Dice Isaac Rosa, a propósito de su última novela («Final feliz», Seix Barral), que «el capitalismo se ha metido en nuestras vidas, ha derribado el último muro que quedaba y se ha colado en lo más íntimo, en nuestra capacidad de amar». Que el capitalismo es también un sistema cultural que genera precariedad vital. «El amor es una forma de valor social. Que te quieran es una manera de valorarte. Si te dejan te estás devaluando». Soy infeliz, porque sé que no me quieres para qué más insistir (Lola Beltrán). El amor de «Cold War» sufre el comunismo. De 1949 a 1964. Pero qué más dará el capitalismo, el comunismo o el zarismo. «Anna Karenina» es una historia de amor. O dos historias de amor. «Madame Bovary» es la historia de una idiota. Sobre la obra de Tolstoi dice Lionel Trilling en «El derecho a escribir mal», cita que también viene de Rusia y de Stalin, que parte de la magia del libro está en la desproporción entre la importancia de un hecho y la cantidad de espacio que recibe. «Cuando Vronski súbitamente comprende que no está ligado a Anna por el amor, sino por el fin del amor… la epifanía está tratada en unas pocas líneas; pero son muchas la páginas dedicadas al momento en que Levin descubre que no tienen ni una sola camisa para su boda porque ya fueron todas empacadas». Los 88 minutos de «Cold War» pueden parecer una desproporción entre la importancia de la película y su duración.
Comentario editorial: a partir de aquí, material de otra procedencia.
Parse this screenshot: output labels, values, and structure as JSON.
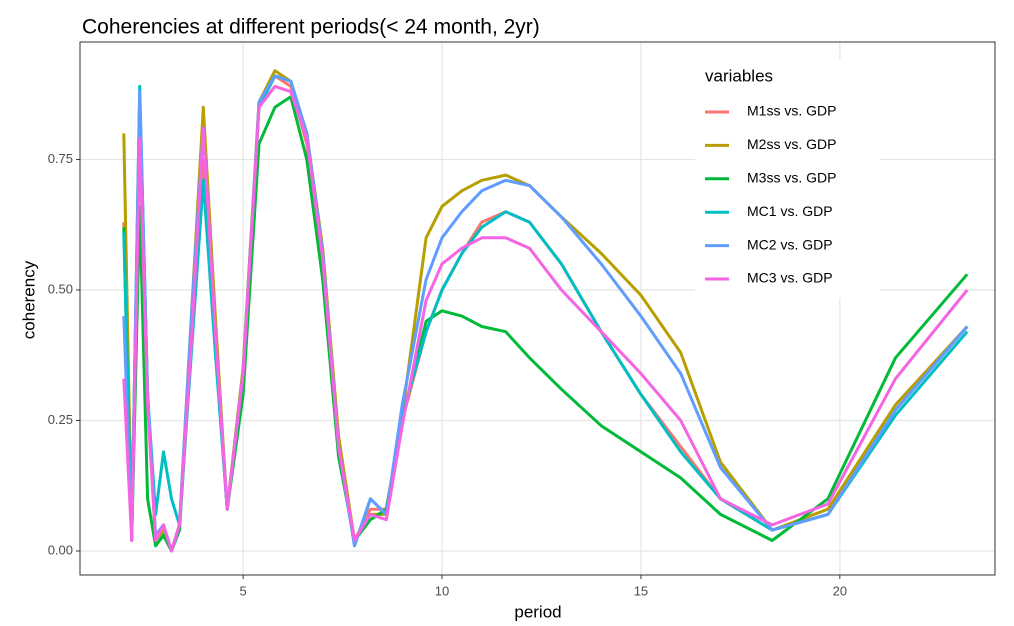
{
  "chart_data": {
    "type": "line",
    "title": "Coherencies at different periods(< 24 month, 2yr)",
    "x_label": "period",
    "y_label": "coherency",
    "legend_title": "variables",
    "legend_position": "top-right",
    "grid": true,
    "xlim": [
      0.9,
      23.9
    ],
    "ylim": [
      -0.046,
      0.975
    ],
    "xticks": [
      5,
      10,
      15,
      20
    ],
    "yticks": [
      {
        "value": 0,
        "label": "0.00"
      },
      {
        "value": 0.25,
        "label": "0.25"
      },
      {
        "value": 0.5,
        "label": "0.50"
      },
      {
        "value": 0.75,
        "label": "0.75"
      }
    ],
    "x": [
      2.0,
      2.2,
      2.4,
      2.6,
      2.8,
      3.0,
      3.2,
      3.4,
      3.7,
      4.0,
      4.3,
      4.6,
      5.0,
      5.4,
      5.8,
      6.2,
      6.6,
      7.0,
      7.4,
      7.8,
      8.2,
      8.6,
      9.0,
      9.6,
      10.0,
      10.5,
      11.0,
      11.6,
      12.2,
      13.0,
      14.0,
      15.0,
      16.0,
      17.0,
      18.3,
      19.7,
      21.4,
      23.2
    ],
    "series": [
      {
        "name": "M1ss vs. GDP",
        "color": "#F8766D",
        "values": [
          0.63,
          0.03,
          0.85,
          0.3,
          0.02,
          0.04,
          0.0,
          0.05,
          0.4,
          0.75,
          0.4,
          0.08,
          0.35,
          0.85,
          0.91,
          0.89,
          0.78,
          0.55,
          0.2,
          0.02,
          0.08,
          0.08,
          0.25,
          0.42,
          0.5,
          0.57,
          0.63,
          0.65,
          0.63,
          0.55,
          0.42,
          0.3,
          0.2,
          0.1,
          0.04,
          0.07,
          0.27,
          0.43
        ]
      },
      {
        "name": "M2ss vs. GDP",
        "color": "#B79F00",
        "values": [
          0.8,
          0.03,
          0.86,
          0.3,
          0.02,
          0.04,
          0.0,
          0.05,
          0.45,
          0.85,
          0.45,
          0.08,
          0.35,
          0.86,
          0.92,
          0.9,
          0.8,
          0.58,
          0.22,
          0.02,
          0.07,
          0.07,
          0.26,
          0.6,
          0.66,
          0.69,
          0.71,
          0.72,
          0.7,
          0.64,
          0.57,
          0.49,
          0.38,
          0.17,
          0.04,
          0.08,
          0.28,
          0.43
        ]
      },
      {
        "name": "M3ss vs. GDP",
        "color": "#00BA38",
        "values": [
          0.62,
          0.02,
          0.66,
          0.1,
          0.01,
          0.03,
          0.0,
          0.04,
          0.4,
          0.71,
          0.4,
          0.08,
          0.3,
          0.78,
          0.85,
          0.87,
          0.75,
          0.52,
          0.18,
          0.02,
          0.06,
          0.08,
          0.25,
          0.44,
          0.46,
          0.45,
          0.43,
          0.42,
          0.37,
          0.31,
          0.24,
          0.19,
          0.14,
          0.07,
          0.02,
          0.1,
          0.37,
          0.53
        ]
      },
      {
        "name": "MC1 vs. GDP",
        "color": "#00BFC4",
        "values": [
          0.61,
          0.03,
          0.89,
          0.3,
          0.07,
          0.19,
          0.1,
          0.05,
          0.38,
          0.71,
          0.38,
          0.08,
          0.34,
          0.85,
          0.91,
          0.9,
          0.8,
          0.57,
          0.2,
          0.01,
          0.1,
          0.07,
          0.26,
          0.42,
          0.5,
          0.57,
          0.62,
          0.65,
          0.63,
          0.55,
          0.42,
          0.3,
          0.19,
          0.1,
          0.04,
          0.07,
          0.26,
          0.42
        ]
      },
      {
        "name": "MC2 vs. GDP",
        "color": "#619CFF",
        "values": [
          0.45,
          0.03,
          0.88,
          0.3,
          0.03,
          0.05,
          0.0,
          0.05,
          0.45,
          0.81,
          0.42,
          0.08,
          0.34,
          0.86,
          0.91,
          0.9,
          0.8,
          0.57,
          0.2,
          0.01,
          0.1,
          0.07,
          0.28,
          0.52,
          0.6,
          0.65,
          0.69,
          0.71,
          0.7,
          0.64,
          0.55,
          0.45,
          0.34,
          0.16,
          0.04,
          0.07,
          0.27,
          0.43
        ]
      },
      {
        "name": "MC3 vs. GDP",
        "color": "#F564E3",
        "values": [
          0.33,
          0.02,
          0.79,
          0.28,
          0.02,
          0.05,
          0.0,
          0.05,
          0.4,
          0.81,
          0.42,
          0.08,
          0.34,
          0.85,
          0.89,
          0.88,
          0.79,
          0.56,
          0.2,
          0.02,
          0.07,
          0.06,
          0.24,
          0.48,
          0.55,
          0.58,
          0.6,
          0.6,
          0.58,
          0.5,
          0.42,
          0.34,
          0.25,
          0.1,
          0.05,
          0.09,
          0.33,
          0.5
        ]
      }
    ]
  }
}
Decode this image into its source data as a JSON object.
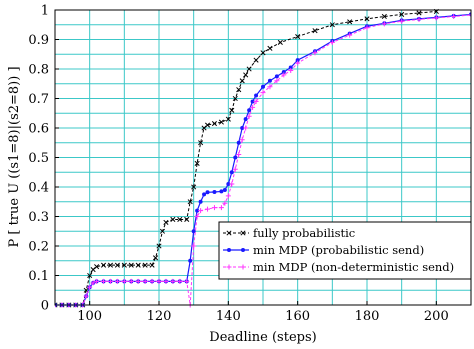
{
  "chart_data": {
    "type": "line",
    "title": "",
    "xlabel": "Deadline (steps)",
    "ylabel": "P [ true U ((s1=8)|(s2=8)) ]",
    "xlim": [
      90,
      210
    ],
    "ylim": [
      0,
      1
    ],
    "xticks": [
      100,
      120,
      140,
      160,
      180,
      200
    ],
    "yticks": [
      0,
      0.1,
      0.2,
      0.3,
      0.4,
      0.5,
      0.6,
      0.7,
      0.8,
      0.9,
      1
    ],
    "ytick_labels": [
      "0",
      "0.1",
      "0.2",
      "0.3",
      "0.4",
      "0.5",
      "0.6",
      "0.7",
      "0.8",
      "0.9",
      "1"
    ],
    "grid": true,
    "grid_color": "#3cc8c8",
    "legend_position": "bottom-right",
    "series": [
      {
        "name": "fully probabilistic",
        "color": "#000000",
        "marker": "x",
        "dashed": true,
        "points": [
          [
            90,
            0
          ],
          [
            92,
            0
          ],
          [
            94,
            0
          ],
          [
            96,
            0
          ],
          [
            98,
            0
          ],
          [
            99,
            0.05
          ],
          [
            100,
            0.1
          ],
          [
            101,
            0.12
          ],
          [
            102,
            0.13
          ],
          [
            104,
            0.135
          ],
          [
            106,
            0.135
          ],
          [
            108,
            0.135
          ],
          [
            110,
            0.135
          ],
          [
            112,
            0.135
          ],
          [
            114,
            0.135
          ],
          [
            116,
            0.135
          ],
          [
            118,
            0.135
          ],
          [
            119,
            0.16
          ],
          [
            120,
            0.2
          ],
          [
            121,
            0.25
          ],
          [
            122,
            0.28
          ],
          [
            124,
            0.29
          ],
          [
            126,
            0.29
          ],
          [
            128,
            0.29
          ],
          [
            129,
            0.35
          ],
          [
            130,
            0.4
          ],
          [
            131,
            0.48
          ],
          [
            132,
            0.55
          ],
          [
            133,
            0.6
          ],
          [
            134,
            0.61
          ],
          [
            136,
            0.615
          ],
          [
            138,
            0.62
          ],
          [
            140,
            0.63
          ],
          [
            141,
            0.66
          ],
          [
            142,
            0.7
          ],
          [
            143,
            0.73
          ],
          [
            144,
            0.76
          ],
          [
            145,
            0.78
          ],
          [
            146,
            0.8
          ],
          [
            148,
            0.83
          ],
          [
            150,
            0.855
          ],
          [
            152,
            0.87
          ],
          [
            155,
            0.89
          ],
          [
            160,
            0.91
          ],
          [
            165,
            0.93
          ],
          [
            170,
            0.95
          ],
          [
            175,
            0.96
          ],
          [
            180,
            0.97
          ],
          [
            185,
            0.978
          ],
          [
            190,
            0.985
          ],
          [
            195,
            0.99
          ],
          [
            200,
            0.995
          ]
        ]
      },
      {
        "name": "min MDP (probabilistic send)",
        "color": "#1a1aff",
        "marker": "dot",
        "dashed": false,
        "points": [
          [
            90,
            0
          ],
          [
            92,
            0
          ],
          [
            94,
            0
          ],
          [
            96,
            0
          ],
          [
            98,
            0
          ],
          [
            99,
            0.03
          ],
          [
            100,
            0.06
          ],
          [
            101,
            0.075
          ],
          [
            102,
            0.08
          ],
          [
            104,
            0.08
          ],
          [
            106,
            0.08
          ],
          [
            108,
            0.08
          ],
          [
            110,
            0.08
          ],
          [
            112,
            0.08
          ],
          [
            114,
            0.08
          ],
          [
            116,
            0.08
          ],
          [
            118,
            0.08
          ],
          [
            120,
            0.08
          ],
          [
            122,
            0.08
          ],
          [
            124,
            0.08
          ],
          [
            126,
            0.08
          ],
          [
            128,
            0.08
          ],
          [
            129,
            0.15
          ],
          [
            130,
            0.25
          ],
          [
            131,
            0.32
          ],
          [
            132,
            0.35
          ],
          [
            133,
            0.375
          ],
          [
            134,
            0.382
          ],
          [
            136,
            0.383
          ],
          [
            138,
            0.385
          ],
          [
            139,
            0.39
          ],
          [
            140,
            0.41
          ],
          [
            141,
            0.45
          ],
          [
            142,
            0.5
          ],
          [
            143,
            0.55
          ],
          [
            144,
            0.6
          ],
          [
            145,
            0.63
          ],
          [
            146,
            0.66
          ],
          [
            147,
            0.69
          ],
          [
            148,
            0.71
          ],
          [
            150,
            0.74
          ],
          [
            152,
            0.76
          ],
          [
            154,
            0.775
          ],
          [
            156,
            0.79
          ],
          [
            158,
            0.805
          ],
          [
            160,
            0.83
          ],
          [
            165,
            0.86
          ],
          [
            170,
            0.895
          ],
          [
            175,
            0.92
          ],
          [
            180,
            0.945
          ],
          [
            185,
            0.955
          ],
          [
            190,
            0.965
          ],
          [
            195,
            0.97
          ],
          [
            200,
            0.975
          ],
          [
            205,
            0.98
          ],
          [
            210,
            0.985
          ]
        ]
      },
      {
        "name": "min MDP (non-deterministic send)",
        "color": "#ff33ff",
        "marker": "plus",
        "dashed": true,
        "points": [
          [
            90,
            0
          ],
          [
            92,
            0
          ],
          [
            94,
            0
          ],
          [
            96,
            0
          ],
          [
            98,
            0
          ],
          [
            99,
            0.03
          ],
          [
            100,
            0.06
          ],
          [
            101,
            0.075
          ],
          [
            102,
            0.08
          ],
          [
            104,
            0.08
          ],
          [
            106,
            0.08
          ],
          [
            108,
            0.08
          ],
          [
            110,
            0.08
          ],
          [
            112,
            0.08
          ],
          [
            114,
            0.08
          ],
          [
            116,
            0.08
          ],
          [
            118,
            0.08
          ],
          [
            120,
            0.08
          ],
          [
            122,
            0.08
          ],
          [
            124,
            0.08
          ],
          [
            126,
            0.08
          ],
          [
            128,
            0.08
          ],
          [
            129,
            0
          ],
          [
            130,
            0.2
          ],
          [
            131,
            0.3
          ],
          [
            132,
            0.32
          ],
          [
            134,
            0.325
          ],
          [
            136,
            0.33
          ],
          [
            138,
            0.33
          ],
          [
            139,
            0.345
          ],
          [
            140,
            0.37
          ],
          [
            141,
            0.41
          ],
          [
            142,
            0.46
          ],
          [
            143,
            0.51
          ],
          [
            144,
            0.56
          ],
          [
            145,
            0.6
          ],
          [
            146,
            0.64
          ],
          [
            147,
            0.67
          ],
          [
            148,
            0.69
          ],
          [
            150,
            0.72
          ],
          [
            152,
            0.74
          ],
          [
            154,
            0.76
          ],
          [
            156,
            0.78
          ],
          [
            158,
            0.795
          ],
          [
            160,
            0.82
          ],
          [
            165,
            0.855
          ],
          [
            170,
            0.89
          ],
          [
            175,
            0.915
          ],
          [
            180,
            0.94
          ],
          [
            185,
            0.953
          ],
          [
            190,
            0.962
          ],
          [
            195,
            0.968
          ],
          [
            200,
            0.973
          ],
          [
            205,
            0.978
          ],
          [
            210,
            0.983
          ]
        ]
      }
    ]
  }
}
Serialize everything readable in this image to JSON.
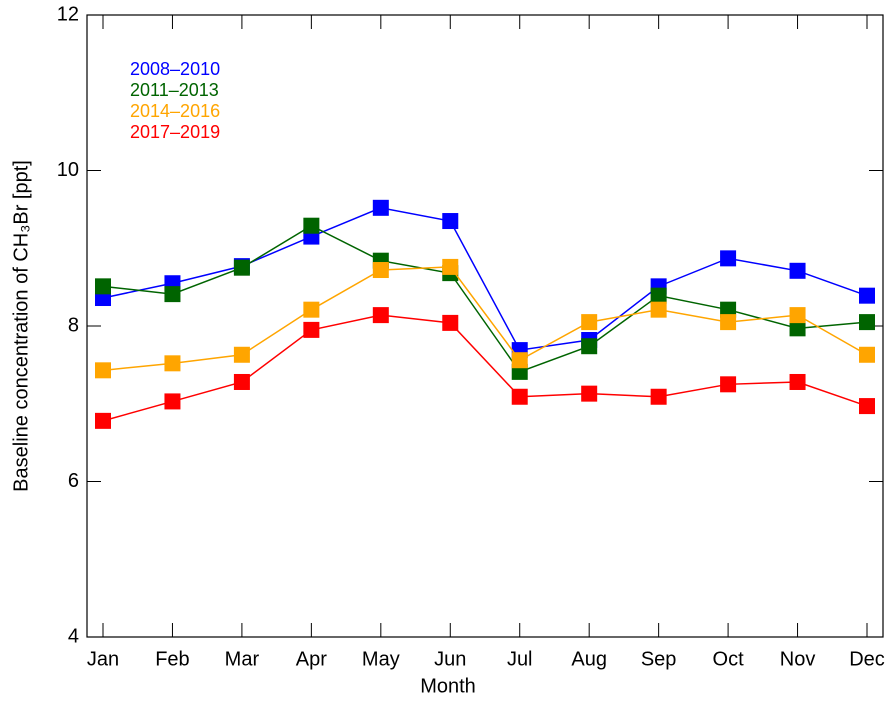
{
  "chart_data": {
    "type": "line",
    "xlabel": "Month",
    "ylabel": "Baseline concentration of CH₃Br [ppt]",
    "categories": [
      "Jan",
      "Feb",
      "Mar",
      "Apr",
      "May",
      "Jun",
      "Jul",
      "Aug",
      "Sep",
      "Oct",
      "Nov",
      "Dec"
    ],
    "ylim": [
      4,
      12
    ],
    "yticks": [
      4,
      6,
      8,
      10,
      12
    ],
    "legend": "upper left",
    "series": [
      {
        "name": "2008–2010",
        "color": "#0000ff",
        "values": [
          8.36,
          8.55,
          8.77,
          9.15,
          9.52,
          9.35,
          7.69,
          7.82,
          8.51,
          8.87,
          8.71,
          8.39
        ]
      },
      {
        "name": "2011–2013",
        "color": "#006400",
        "values": [
          8.51,
          8.41,
          8.75,
          9.29,
          8.84,
          8.68,
          7.41,
          7.74,
          8.39,
          8.21,
          7.97,
          8.05
        ]
      },
      {
        "name": "2014–2016",
        "color": "#ffa500",
        "values": [
          7.43,
          7.52,
          7.63,
          8.21,
          8.72,
          8.76,
          7.56,
          8.05,
          8.21,
          8.05,
          8.14,
          7.63
        ]
      },
      {
        "name": "2017–2019",
        "color": "#ff0000",
        "values": [
          6.78,
          7.03,
          7.28,
          7.95,
          8.14,
          8.04,
          7.09,
          7.13,
          7.09,
          7.25,
          7.28,
          6.97
        ]
      }
    ]
  }
}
Es una de sus grandes virtudes. Las elipsis continuas de la relación entre Zula (Joanna Kulig) y Wiktor (Tomasz Kot) se entienden mejor que el galimatías pretencioso de Marienbad. Zula es la que manda, la que decide en ese perpetuo ni contigo ni sin ti que se trae con Wiktor. Joanna Kulig me desconcierta porque a veces me parece Gena Rowlands y a veces Leire Pajín. Inquietante.
Las cartas de amor (como las grabaciones de Villarejo) son siempre ridículas. Salvo para quien las escribe y para quien las recibe. Las películas, como las canciones, consiguen ser universales. «Cold War» lo es. Polonia en blanco y negro con coros y danzas. Sin nazis, en tiempos del comunismo. Y es universal. Porque el amor lo es. Aunque no siempre tenga cinco estrellas. Aunque se me aparezca Leire Pajín.